Calculate each probability separately:
$$RRR: \frac{n-k}{n}\cdot\frac{n-k-1}{n-1}\cdot\frac{n-k-2}{n-2}$$
$$RRB: \frac{n-k}{n}\cdot\frac{n-k-1}{n-1}\cdot\frac{k}{n-2}$$
$$RBR: \frac{n-k}{n}\cdot\frac{k}{n-1}\cdot\frac{n-k-1}{n-2}$$
$$BRR: \frac{k}{n}\cdot\frac{n-k}{n-1}\cdot\frac{n-k-1}{n-2}$$
The denominator in each case is the same, $\dfrac1{n(n-1)(n-2)}$, and we can see that each numerator contains a common factor of $(n-k)(n-k-1)$, so that we can write the sum of these probabilities as:
$$\dfrac{(n-k)(n-k-1)}{n(n-1)(n-2)}(n-k-2+3k)=\dfrac{(n-k)(n-k-1)(n+2k-2)}{n(n-1)(n-2)}$$
which is the probability that you want.
We can prove this by considering the probabilities that we don't get at least two reds, and sum them.

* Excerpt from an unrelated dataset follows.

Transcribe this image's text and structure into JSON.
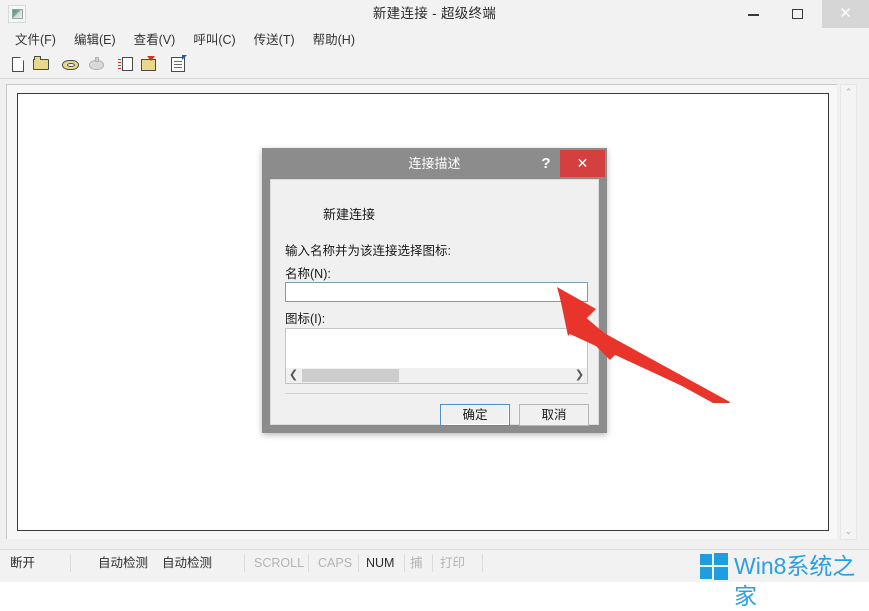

This gives:
$$\dfrac{k(k-1)}{n(n-1)(n-2)}(3(n-k)+k-2)=\dfrac{k(k-1)(3n-2k-2)}{n(n-1)(n-2)}$$
If we add the two probabilities together, we get $1$.
These events themselves are not independent, as $P(RRR\cap RRB)\ne P(RRR)P(RRB)$, but whether we pull a red or black ball next is only dependent on the proportion of red to black balls left.